Many Eateries Out of Compliance
LARCHMONT BOULEVARD—Nine eateries on Larchmont Boulevard are possibly illegally operating as restaurants, and eight have sidewalk tables and chairs that are not allowed, according to an analysis by the Larchmont Ledger.
There are two key regulations in play on the boulevard: the so-called “Q Conditions” and the city’s municipal code.
Regarding Q Conditions, they dictate how many businesses, and what kind, can be on Larchmont Boulevard, based on a formula.
“Per the ordinance,” said Nuri Cho of the Los Angeles Planning Dept., “there should be 10 legal restaurants and the rest should be take-outs.”
There is no limitation on take-outs.
Tom Kneafsey, president of the Larchmont Village Business Improvement District, said it’s time for a change.

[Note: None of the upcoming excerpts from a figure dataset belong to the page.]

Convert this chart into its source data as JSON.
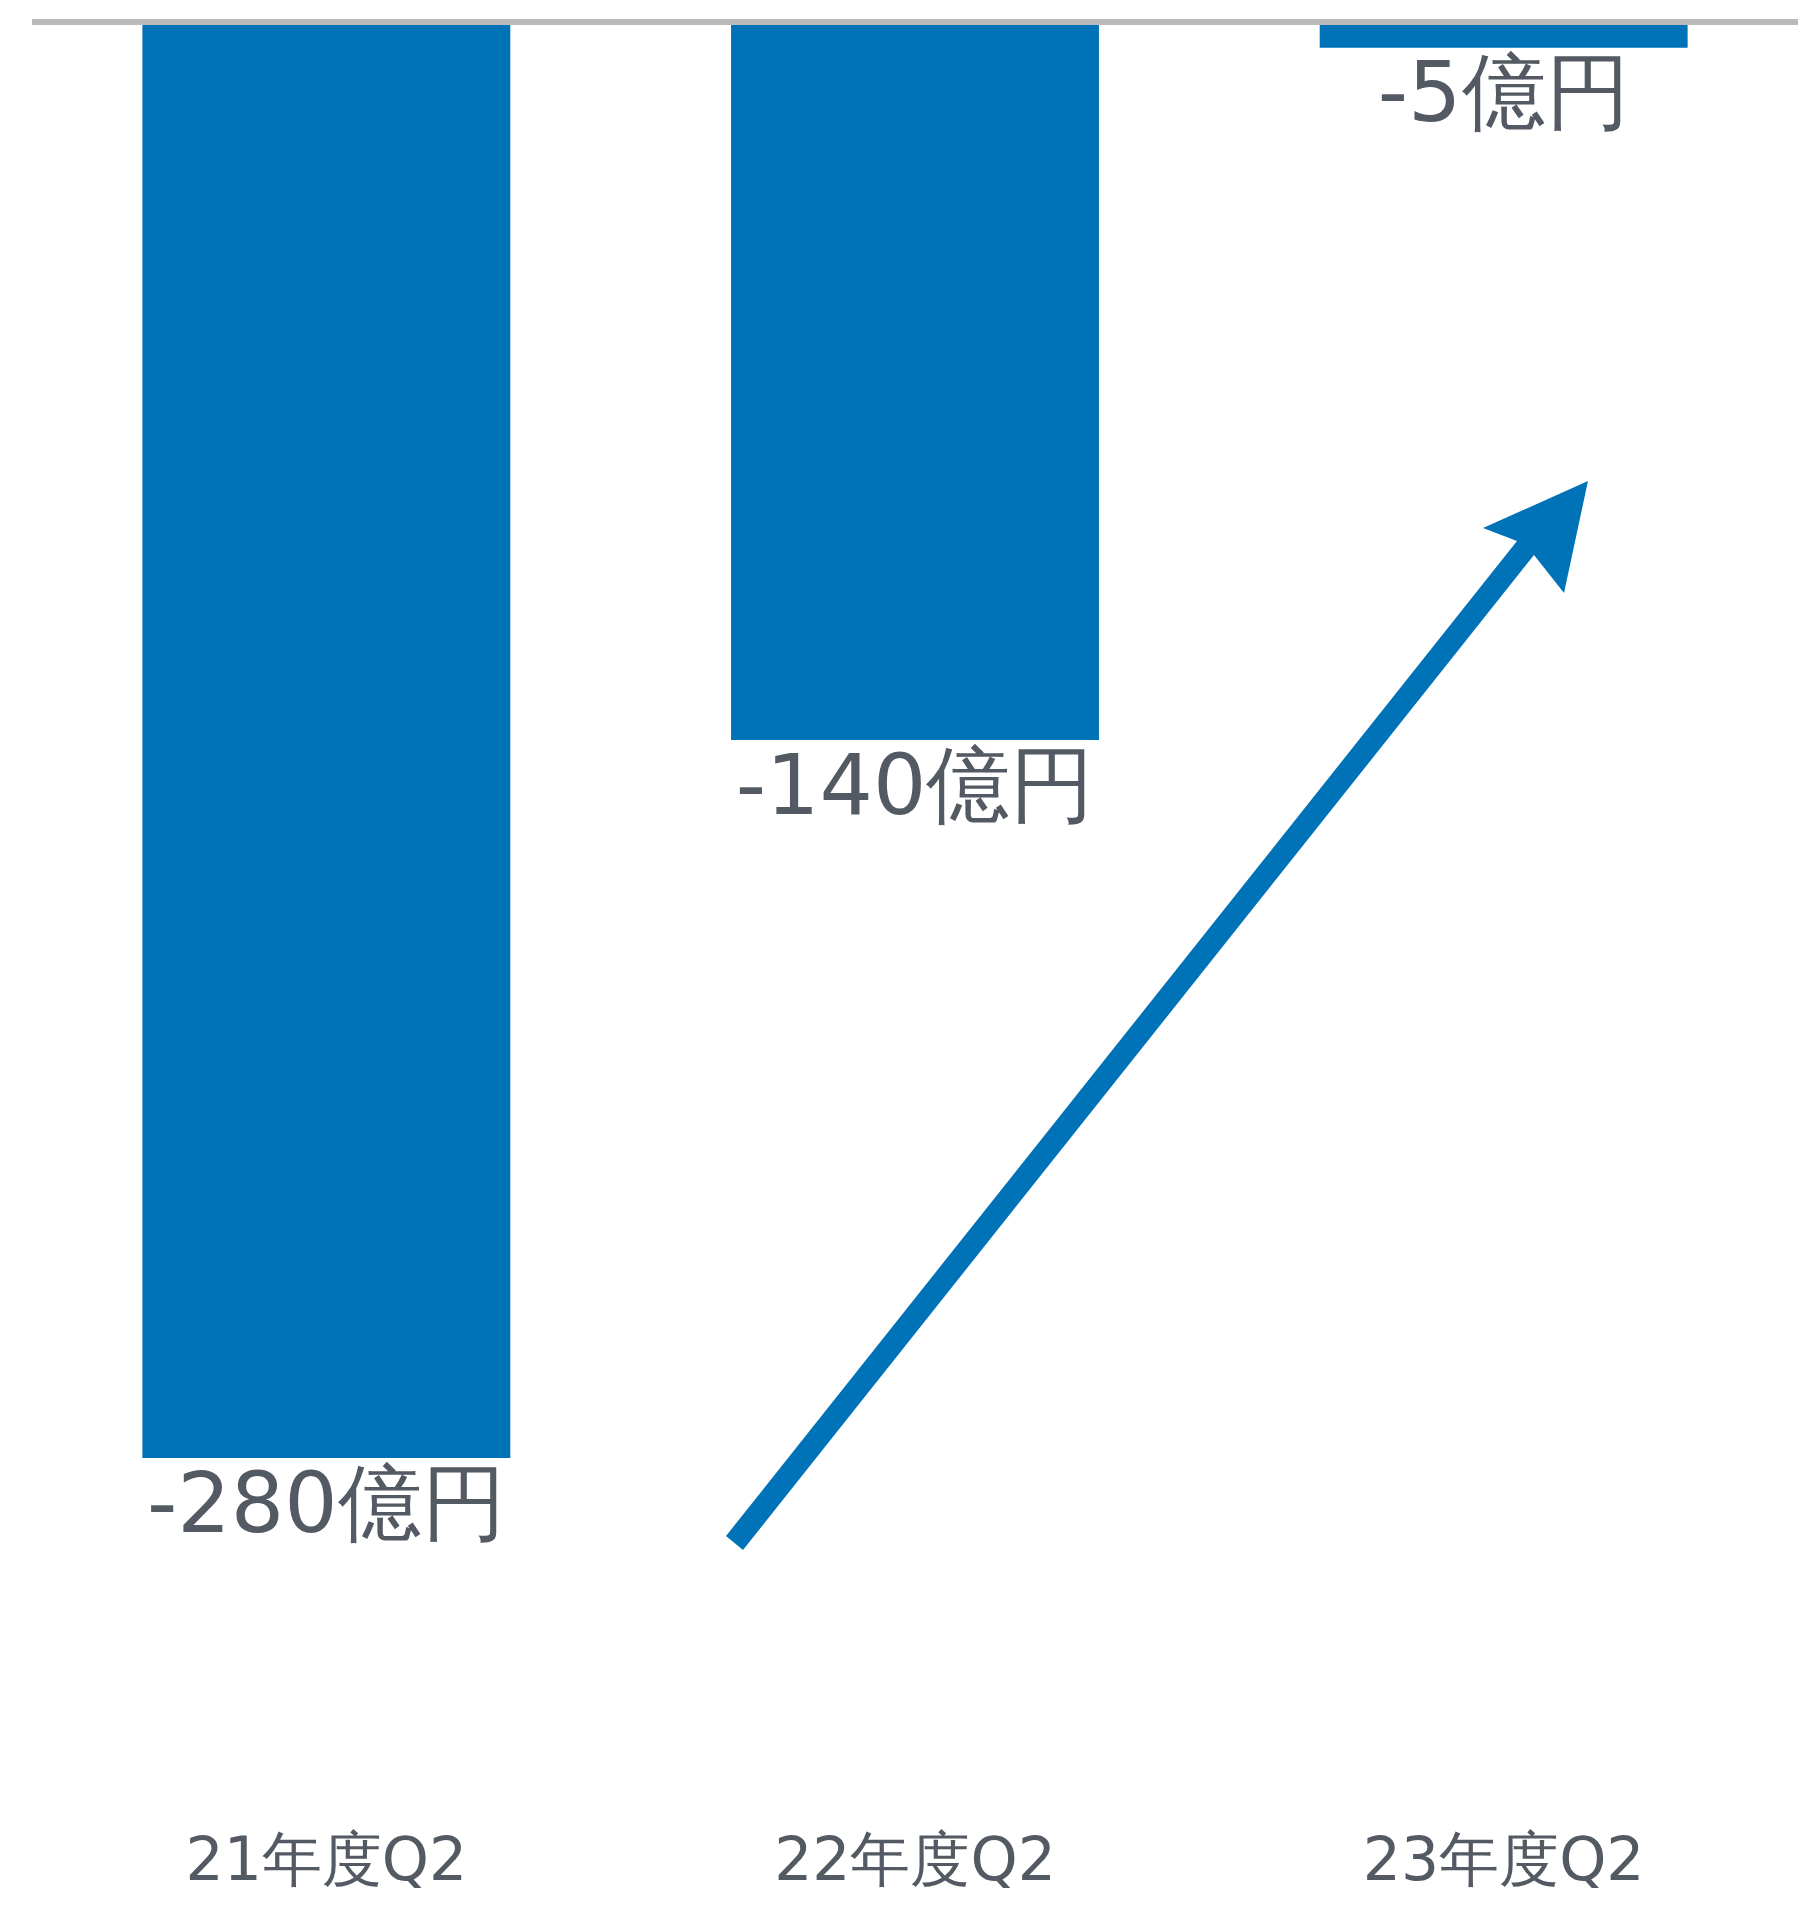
{
  "chart_data": {
    "type": "bar",
    "categories": [
      "21年度Q2",
      "22年度Q2",
      "23年度Q2"
    ],
    "values": [
      -280,
      -140,
      -5
    ],
    "value_labels": [
      "-280億円",
      "-140億円",
      "-5億円"
    ],
    "color": "#0072b8"
  }
}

“The Q Conditions have run their course and need to be revisited,” he said. “The current interpretation of the conditions have hurt many businesses on the boulevard and it’s time that we discuss eliminating them.”
Beyond the Q Condition, food establishments must also adhere to Los Angeles Municipal Code (LAMC), which says take-outs—like Pressed Juicery for example—cannot offer seating.
The reason behind this rule is parking, according to the city.
A customer who sits and dines at a restaurant will most likely have a car parked longer than someone darting in and out of a take-out to pick up a cup of coffee, for example.
As such, restaurants must provide more parking spaces than take-outs to compensate.
Currently, there are 23 places to eat in the area governed by the Q Condition and LAMC, and 19 have indoor and outdoor seating. An additional three eateries offer seating only outdoors.
Per the Q Conditions, which only allow 10 restaurants, it appears that nine too many eateries are operating as restaurants with three more pushing the limits.
The Ledger was able to confirm the status of 18 eateries. However, another five could not be independently verified, as city documents could not be found or were out of date.
The issue of what’s a take-out versus a restaurant has been debated locally, following lawsuits surrounding the Larchmont Bungalow, which was permitted by the city as a take-out, but continued to operate as a restaurant.
One boulevard restaurant owner, who preferred to remain anonymous, said although the owner of the Bungalow signed a covenant saying he would not have seating, there are several other eateries that are also acting illegally as their permits do not allow it.
“A covenant is no more [binding] than the actual permit itself,” said the owner.
As there is money to be made with the extra sales generated from having seating, the restaurant owner said the practice will likely continue.
“Food establishments will come in as ‘to-go,’ knowing that there’s slacking and no [city] enforcement and just put in tables and chairs,” the owner said.
Michael Mizrahi, whose recently deceased father, Albert Mizrahi, owned the Larchmont Bungalow, additionally said the Q Condition for restaurants should be revised.
“The Q Condition constrains the type of new dining experiences able to come to the Larchmont community,” said Mizrahi. “The experience of a proper sit down restaurant that takes pride in its space, its aesthetics and its food…that’s the kind of 360 degree experience Larchmont deserves.”
According to Los Angeles City Councilmember David Ryu, the city typically acts on such rules infractions if they are alerted to them.
In relationship to Q Conditions, which were put in place in 1992 to preserve a mix of retail, business and eateries on the Boulevard, Ryu said he is in favor of making sure the street is in compliance.
“I am in support and more than willing to enforce the Q Conditions,” Ryu said in an interview. “I need to know if there have been violators.”
However, other than the Bungalow, there appears to have been few complaints regarding any of these issues, perhaps indicating the community likes things just the way they are.
According to Ryu, most complaints he’s had regarding Larchmont are about buckling sidewalks from overgrown tree roots.
“If there is a huge uproar from the community about changing [the Q Conditions] then I would consider it or I would start that dialogue, but I just haven’t heard that uproar.”
In addition to these possible infractions, many establishments appear to have outdoor seating not in compliance with another city regulation called a “revocable permit.”
A revocable permit, according to Jacob Bigler of the city’s Bureau of Engineering, allows restaurant owners to put tables and chairs on the sidewalk, provided there is a minimum of seven feet of space for passersby between tables and chairs.
In addition, all seating must be at least seven feet away from tree grates, parking meters, street curbs and the like. Such is also important for Americans with Disabilities Act compliance.
“The tables and chairs should be next to the building,” said Bigler.
A stroll down Larchmont reveals there are eight eateries that have seating right by the curb.
The only time a restaurant can legally have seating on the sidewalk without a permit is if the tables and chairs are within the restaurant’s property line.
Additionally, according to Bigler, sandwich board signs, like those that run up and down the boulevard, are out of compliance with municipal code, which prohibits advertising in a public byway.